Loyalty, honor, betrayal, and the effect of time on psychological wounds are themes of Frank Warburton’s new novel, Timeless Revenge.
In the closing days of the Vietnam War, Tom Warburton and three fellow British Army buddies—J Dub, Jock, and Geordie—find themselves assigned to extract an operative from the country in order to hand him over to American intelligence. When Tom and his compatriots realize US soldiers have been slaughtering and terrorizing villagers, a firefight results in casualties on both sides. Tom and his remaining crew rescue a Vietnamese girl, called Sue, from certain death at the hands of the Americans. A game of cat and mouse plays out over years and across continents as the CIA tries to silence Tom and his loved ones for good.
To page 112, the book lives up to its billing as a thriller, thanks to Tom’s suspenseful first-person narration. One can feel the wariness and terror Tom and his compatriots experience upon learning they must turn over all personal identifying information to complete their assignment. Tom realizes, “‘If this thing goes tits up we will be held responsible and the Yanks could then pressure our Government in their favour. It’s all about deniability.’”
Punctuation and grammar problems and capitalization of words like “Government” and “Boss” are tolerable because of the immediacy of the first-person dialogue and adept character building. One feels the strong bond between Tom and his friends and shares their mounting suspicion that all is not right. Dread mounts as they uncover increasing evidence of US soldiers committing war crimes. The young men’s determination and desire to save Sue warms the heart, as they befriend her and keep her safe, although they lack a common language. Suspense builds over how the group will escape safely with Sue.
After page 112, the level of suspense drops dramatically. The narrative all but leaves Tom’s first-person viewpoint. The chapters jump across time and locations in a disconnected way. Tom and his former colleagues have taken on new identities and faked their deaths to avoid discovery by the CIA. Outside the theater of war, the Americans become cartoonishly evil maniacs instead of people who want to keep the truth quiet. Relatives of Tom’s compatriots are barely introduced before they are summarily murdered. Tom’s clandestine communication with Sue as their friendship grows to love is often mentioned in summary sentences.

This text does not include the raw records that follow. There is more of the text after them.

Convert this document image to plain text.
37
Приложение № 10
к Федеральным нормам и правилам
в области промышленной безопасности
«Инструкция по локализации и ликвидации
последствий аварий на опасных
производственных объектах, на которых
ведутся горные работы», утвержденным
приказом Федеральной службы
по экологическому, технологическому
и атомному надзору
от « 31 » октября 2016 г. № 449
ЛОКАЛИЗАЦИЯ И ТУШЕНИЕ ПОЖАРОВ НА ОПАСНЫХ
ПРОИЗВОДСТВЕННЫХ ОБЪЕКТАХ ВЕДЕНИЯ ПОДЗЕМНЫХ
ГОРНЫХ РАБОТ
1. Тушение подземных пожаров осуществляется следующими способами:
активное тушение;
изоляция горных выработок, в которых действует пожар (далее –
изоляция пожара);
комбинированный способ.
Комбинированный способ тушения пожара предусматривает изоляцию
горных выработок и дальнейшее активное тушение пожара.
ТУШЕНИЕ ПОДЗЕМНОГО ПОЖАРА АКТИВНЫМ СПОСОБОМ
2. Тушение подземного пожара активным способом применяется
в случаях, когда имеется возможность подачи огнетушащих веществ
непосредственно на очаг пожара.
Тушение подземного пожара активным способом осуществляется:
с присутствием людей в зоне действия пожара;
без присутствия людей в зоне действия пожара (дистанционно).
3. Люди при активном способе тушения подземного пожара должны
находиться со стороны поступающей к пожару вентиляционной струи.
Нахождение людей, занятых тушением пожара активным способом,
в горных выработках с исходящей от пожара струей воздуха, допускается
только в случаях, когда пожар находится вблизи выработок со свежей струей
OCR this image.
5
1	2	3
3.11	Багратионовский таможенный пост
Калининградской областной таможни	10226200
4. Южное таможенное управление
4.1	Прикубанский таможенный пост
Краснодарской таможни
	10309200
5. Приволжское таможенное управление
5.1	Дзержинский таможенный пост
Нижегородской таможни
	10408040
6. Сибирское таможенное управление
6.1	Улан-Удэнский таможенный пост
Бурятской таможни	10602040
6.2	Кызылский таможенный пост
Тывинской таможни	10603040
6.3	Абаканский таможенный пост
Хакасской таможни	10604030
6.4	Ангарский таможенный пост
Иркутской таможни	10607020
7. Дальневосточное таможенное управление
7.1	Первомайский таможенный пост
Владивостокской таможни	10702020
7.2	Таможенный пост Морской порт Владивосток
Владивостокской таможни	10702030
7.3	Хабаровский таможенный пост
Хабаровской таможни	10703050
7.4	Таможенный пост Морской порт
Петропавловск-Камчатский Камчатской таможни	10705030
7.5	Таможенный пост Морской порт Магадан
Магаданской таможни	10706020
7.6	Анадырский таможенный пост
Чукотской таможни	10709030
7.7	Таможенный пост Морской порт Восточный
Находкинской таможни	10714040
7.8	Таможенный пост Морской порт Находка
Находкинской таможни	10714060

As the plot becomes more disjointed, punctuation and grammatical problems increase. Dialogue has periods within the quotations, instead of commas. The quotation marks around speech alternate between single and double marks. Sentence fragments abound, and the text is littered with unexplained military jargon and abbreviations.
Had Warburton stuck to Tom’s point of view and edited the manuscript for clarity, Timeless Revenge would be accessible to a larger audience. Those with patience and extensive knowledge of military lingo may enjoy the novel.